Fonte: Jacobs, 2024. 

Tipos de Catarata

A catarata pode ser classificada em diferentes tipos com base na localização e na aparência da opacificação dentro do cristalino. Confira abaixo quais são os tipos e como diferenciá-los.

Catarata Nuclear

A catarata nuclear envolve a parte central (núcleo) do cristalino e é frequentemente associada ao envelhecimento. Inicialmente, pode causar uma miopia temporária e uma visão amarelada.

Imagem III: A foto com lâmpada de fenda de uma catarata nuclear revela um núcleo opaco, manifestado como uma estrutura turva amarelo-marrom no centro do cristalino (setas). Fonte: Jacobs, 2024. 

Catarata Cortical

A catarata cortical afeta as camadas externas do cristalino (córtex) e se caracteriza por opacidades em forma de cunha que começam na periferia e se estendem para o centro. Este tipo pode causar problemas de visão noturna e aumento do brilho.

Imagem IV: A foto com lâmpada de fenda de uma catarata cortical revela opacidades brancas semelhantes a raios nas camadas externas do cristalino (setas). Fonte: Jacobs, 2024.
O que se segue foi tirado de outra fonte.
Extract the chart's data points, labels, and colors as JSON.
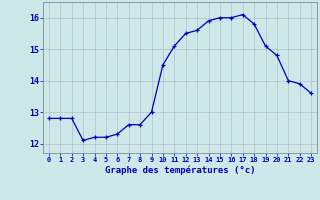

Catarata Subcapsular Posterior

A catarata subcapsular posterior ocorre na parte posterior do cristalino, diretamente na frente da cápsula posterior. Este tipo é mais comum em pacientes com diabetes ou em uso prolongado de corticosteroides e pode causar ofuscamento e visão de leitura prejudicada.

Imagem V: A foto com lâmpada de fenda de uma catarata subcapsular posterior revela uma névoa “semelhante a gelo” logo anterior à cápsula posterior do cristalino (setas), que é a superfície posterior do cristalino. Fonte: Jacobs, 2024.

Tratamento: inovações e tecnologias na cirurgia de catarata

A catarata representa um desafio significativo para a saúde pública no Brasil devido ao seu impacto na qualidade de vida e à carga econômica associada. A perda de visão causada pela catarata pode levar à dependência, redução da capacidade funcional e aumento do risco de acidentes, como quedas. Esses fatores têm um impacto direto nos custos de saúde e na economia, devido à necessidade de cuidados contínuos e ao afastamento do trabalho.

É por isso que o tratamento é algo tão importante de ser discutido. As inovações e tecnologias emergentes na cirurgia de catarata estão transformando a prática clínica, proporcionando maior precisão, segurança e resultados visuais aprimorados. 

Desde o uso do laser de femtosegundo até a integração de sistemas robóticos e técnicas de imagem avançadas, a cirurgia de catarata evoluiu para um procedimento altamente sofisticado e personalizado.

A contínua pesquisa e desenvolvimento nessas áreas prometem trazer ainda mais avanços, beneficiando pacientes e melhorando a qualidade de vida para aqueles que sofrem de catarata.

Confira abaixo as inovações e as tecnologias na cirurgia de catarata.

Femtosecond Laser-Assisted Cataract Surgery (FLACS)

Uma das inovações mais marcantes na cirurgia de catarata é o uso do laser de femtosegundo. Este laser oferece uma precisão incomparável na realização de incisões corneanas, capsulorrexe e fragmentação do núcleo do cristalino. A tecnologia FLACS (Femtosecond Laser-Assisted Cataract Surgery) permite automatizar etapas críticas da cirurgia, resultando em menor variabilidade e maior previsibilidade dos resultados.

Precisão e Segurança

O laser de femtosegundo é capaz de criar incisões precisas e de forma reprodutível, minimizando os riscos de complicações associadas às incisões manuais. A capsulorrexe, por exemplo, pode ser executada com um diâmetro perfeito e centralizado, o que é fundamental para a correta posicionamento da lente intraocular (LIO) e para a prevenção de complicações pós-operatórias, como o deslocamento da LIO.

Fragmentação do Cristalino

A fragmentação do cristalino com laser de femtosegundo reduz a necessidade de energia ultrassônica durante a facoemulsificação, diminuindo o risco de danos térmicos à córnea e potencialmente reduzindo a inflamação pós-operatória. Isso é particularmente benéfico para pacientes com córneas frágeis ou em casos de cataratas densas.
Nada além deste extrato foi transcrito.